The legality of Jones' payday loan model was challenged shortly after Check into Cash was founded. Initially Jones and other payday lenders claimed that the fee charged did not constitute interest, and therefore did not violate laws capping a maximum interest on loans, which runs contrary to multiple federal laws. In 1997 Check Into Cash was sued in a class-action lawsuit by two Cleveland attorneys, representing multiple customers, alleging violation of the Truth in Lending Act and Fair Debt Collection Act, as well as other illegal practices.
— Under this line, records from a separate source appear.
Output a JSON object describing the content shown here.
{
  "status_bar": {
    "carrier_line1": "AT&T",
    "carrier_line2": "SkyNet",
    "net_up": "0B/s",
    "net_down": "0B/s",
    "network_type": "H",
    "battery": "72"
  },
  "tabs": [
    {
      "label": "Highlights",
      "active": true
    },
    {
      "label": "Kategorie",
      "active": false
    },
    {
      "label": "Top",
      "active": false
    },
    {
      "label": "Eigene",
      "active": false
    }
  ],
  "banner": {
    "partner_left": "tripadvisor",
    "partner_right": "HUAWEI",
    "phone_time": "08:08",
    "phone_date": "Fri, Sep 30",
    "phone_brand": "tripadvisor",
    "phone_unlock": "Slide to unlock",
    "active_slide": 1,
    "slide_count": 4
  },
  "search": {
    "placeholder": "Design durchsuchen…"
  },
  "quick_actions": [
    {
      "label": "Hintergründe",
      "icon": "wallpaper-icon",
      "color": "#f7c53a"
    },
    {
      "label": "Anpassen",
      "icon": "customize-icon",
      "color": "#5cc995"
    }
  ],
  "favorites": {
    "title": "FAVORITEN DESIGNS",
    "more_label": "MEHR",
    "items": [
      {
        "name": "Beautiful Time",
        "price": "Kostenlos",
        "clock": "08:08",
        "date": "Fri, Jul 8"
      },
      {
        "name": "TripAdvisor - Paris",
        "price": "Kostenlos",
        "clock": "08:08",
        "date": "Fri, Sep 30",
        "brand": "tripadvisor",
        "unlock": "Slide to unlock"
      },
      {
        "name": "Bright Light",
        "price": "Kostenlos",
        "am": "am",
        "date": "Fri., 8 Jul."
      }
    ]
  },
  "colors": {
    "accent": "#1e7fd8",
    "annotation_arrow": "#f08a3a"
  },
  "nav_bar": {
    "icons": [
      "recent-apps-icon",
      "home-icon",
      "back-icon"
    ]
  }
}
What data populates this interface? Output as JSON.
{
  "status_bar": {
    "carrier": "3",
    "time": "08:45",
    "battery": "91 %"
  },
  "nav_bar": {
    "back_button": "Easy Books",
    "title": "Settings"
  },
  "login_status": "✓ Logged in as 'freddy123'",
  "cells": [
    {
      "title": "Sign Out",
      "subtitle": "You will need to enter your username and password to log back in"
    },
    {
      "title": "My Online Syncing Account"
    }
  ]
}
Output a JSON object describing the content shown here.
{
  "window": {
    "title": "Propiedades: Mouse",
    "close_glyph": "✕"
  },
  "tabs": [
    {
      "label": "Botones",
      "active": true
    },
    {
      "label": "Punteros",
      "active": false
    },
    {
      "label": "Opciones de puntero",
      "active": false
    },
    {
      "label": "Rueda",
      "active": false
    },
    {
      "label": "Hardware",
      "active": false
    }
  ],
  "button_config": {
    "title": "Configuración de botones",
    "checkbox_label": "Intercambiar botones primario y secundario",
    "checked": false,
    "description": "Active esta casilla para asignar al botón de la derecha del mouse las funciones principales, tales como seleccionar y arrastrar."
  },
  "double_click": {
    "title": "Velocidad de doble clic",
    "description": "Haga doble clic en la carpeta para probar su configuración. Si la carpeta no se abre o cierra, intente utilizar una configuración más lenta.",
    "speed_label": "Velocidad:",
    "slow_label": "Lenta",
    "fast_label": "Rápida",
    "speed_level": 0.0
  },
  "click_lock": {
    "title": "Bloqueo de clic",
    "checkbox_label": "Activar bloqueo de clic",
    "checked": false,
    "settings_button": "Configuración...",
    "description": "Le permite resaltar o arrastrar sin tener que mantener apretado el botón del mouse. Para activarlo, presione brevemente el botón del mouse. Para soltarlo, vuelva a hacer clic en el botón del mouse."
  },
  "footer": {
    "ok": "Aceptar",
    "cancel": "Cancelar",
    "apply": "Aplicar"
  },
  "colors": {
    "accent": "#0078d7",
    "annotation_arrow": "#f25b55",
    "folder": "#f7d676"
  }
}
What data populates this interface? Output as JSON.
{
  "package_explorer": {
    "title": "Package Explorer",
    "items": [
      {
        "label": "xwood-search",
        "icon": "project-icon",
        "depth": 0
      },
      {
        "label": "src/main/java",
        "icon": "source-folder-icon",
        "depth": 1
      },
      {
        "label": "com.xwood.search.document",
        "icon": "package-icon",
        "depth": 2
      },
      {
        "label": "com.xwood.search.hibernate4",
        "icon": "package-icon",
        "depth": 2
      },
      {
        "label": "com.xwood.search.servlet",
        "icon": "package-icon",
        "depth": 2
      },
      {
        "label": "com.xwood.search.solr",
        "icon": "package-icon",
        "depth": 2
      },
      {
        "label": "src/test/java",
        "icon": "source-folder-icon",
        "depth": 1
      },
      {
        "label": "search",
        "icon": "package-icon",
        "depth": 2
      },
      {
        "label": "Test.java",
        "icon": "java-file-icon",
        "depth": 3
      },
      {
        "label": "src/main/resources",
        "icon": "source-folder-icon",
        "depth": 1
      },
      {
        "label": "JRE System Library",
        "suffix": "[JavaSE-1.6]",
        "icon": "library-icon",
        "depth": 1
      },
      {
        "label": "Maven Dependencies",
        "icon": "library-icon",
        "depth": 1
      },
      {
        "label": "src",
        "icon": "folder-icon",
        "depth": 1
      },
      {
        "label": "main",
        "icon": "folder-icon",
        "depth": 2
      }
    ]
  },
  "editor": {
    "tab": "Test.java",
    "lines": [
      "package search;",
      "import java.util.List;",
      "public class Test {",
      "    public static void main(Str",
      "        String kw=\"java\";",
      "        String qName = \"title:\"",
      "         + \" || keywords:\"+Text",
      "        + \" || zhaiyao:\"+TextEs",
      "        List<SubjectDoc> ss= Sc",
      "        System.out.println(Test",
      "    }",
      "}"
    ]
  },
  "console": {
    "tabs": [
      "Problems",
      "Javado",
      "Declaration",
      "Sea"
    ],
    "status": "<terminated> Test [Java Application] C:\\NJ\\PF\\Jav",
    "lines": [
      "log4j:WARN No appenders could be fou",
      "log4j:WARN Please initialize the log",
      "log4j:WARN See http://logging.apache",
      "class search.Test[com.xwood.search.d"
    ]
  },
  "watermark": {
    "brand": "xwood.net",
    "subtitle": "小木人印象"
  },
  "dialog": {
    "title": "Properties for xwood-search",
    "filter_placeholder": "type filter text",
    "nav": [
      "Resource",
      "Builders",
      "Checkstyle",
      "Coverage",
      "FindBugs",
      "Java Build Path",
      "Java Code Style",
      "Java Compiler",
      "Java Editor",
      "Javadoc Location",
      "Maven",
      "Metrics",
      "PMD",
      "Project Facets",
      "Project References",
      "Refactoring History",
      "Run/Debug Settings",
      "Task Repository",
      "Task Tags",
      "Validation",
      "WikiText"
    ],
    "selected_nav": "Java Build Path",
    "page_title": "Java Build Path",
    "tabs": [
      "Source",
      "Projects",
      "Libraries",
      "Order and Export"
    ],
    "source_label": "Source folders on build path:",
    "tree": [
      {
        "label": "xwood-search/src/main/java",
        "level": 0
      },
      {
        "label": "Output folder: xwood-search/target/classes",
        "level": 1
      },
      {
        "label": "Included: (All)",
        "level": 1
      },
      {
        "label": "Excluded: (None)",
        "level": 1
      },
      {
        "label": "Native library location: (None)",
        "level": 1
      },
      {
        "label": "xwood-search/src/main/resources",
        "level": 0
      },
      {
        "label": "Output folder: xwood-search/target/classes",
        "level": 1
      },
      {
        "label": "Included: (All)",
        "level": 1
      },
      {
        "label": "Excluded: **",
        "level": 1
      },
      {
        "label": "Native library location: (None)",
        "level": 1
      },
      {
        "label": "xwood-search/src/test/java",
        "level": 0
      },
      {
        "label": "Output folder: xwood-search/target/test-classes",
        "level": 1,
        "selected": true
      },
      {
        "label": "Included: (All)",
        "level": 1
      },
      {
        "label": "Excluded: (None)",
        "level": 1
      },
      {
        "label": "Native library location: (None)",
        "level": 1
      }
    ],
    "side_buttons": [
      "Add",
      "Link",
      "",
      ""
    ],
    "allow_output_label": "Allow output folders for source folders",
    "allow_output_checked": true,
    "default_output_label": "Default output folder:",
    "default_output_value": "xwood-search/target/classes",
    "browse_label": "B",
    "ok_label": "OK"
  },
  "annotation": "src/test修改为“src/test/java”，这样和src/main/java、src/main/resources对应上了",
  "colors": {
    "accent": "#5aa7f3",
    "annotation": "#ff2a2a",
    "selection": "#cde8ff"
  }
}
Check Into Cash eventually settled the case by paying $2.2 million to the class and $500,000 in attorneys' fees. Jones then began lobbying the legislatures in multiple states to change laws which place caps on interest, which led to the passage of multiple acts including the Tennessee Deferred Presentment Services Act by the Tennessee General Assembly, which permits payday lending with some restrictions. This act considers the fee to borrow money from a payday lender not to be interest, stating "the fee, when made and collected, shall not be deemed interest for any purpose of law."

== Personal life ==

Jones' residence is called Creekridge and is located on 400 acres north of Cleveland. It consists of a more than $5 million house constructed between 2003 and 2009, as well as a football field, horse stables, a greenhouse and a classic car collection. It is located near the residence of fellow businessman Forrest Preston. Jones previously lived in the Centenary Avenue Historic District in downtown Cleveland.

Politically, Jones has been an Independent, and has donated to the campaigns of both Democratic and Republican politicians, but his views are characterized to be right-leaning and fiscally conservative. Jones supported Donald Trump in the 2016 U.S. Presidential Election. A few days after the inauguration of President Trump, Jones stated in an interview with Fox & Friends that he was "tired of Presidents who were politicians" and believed that small businesses would benefit from Trump's policies.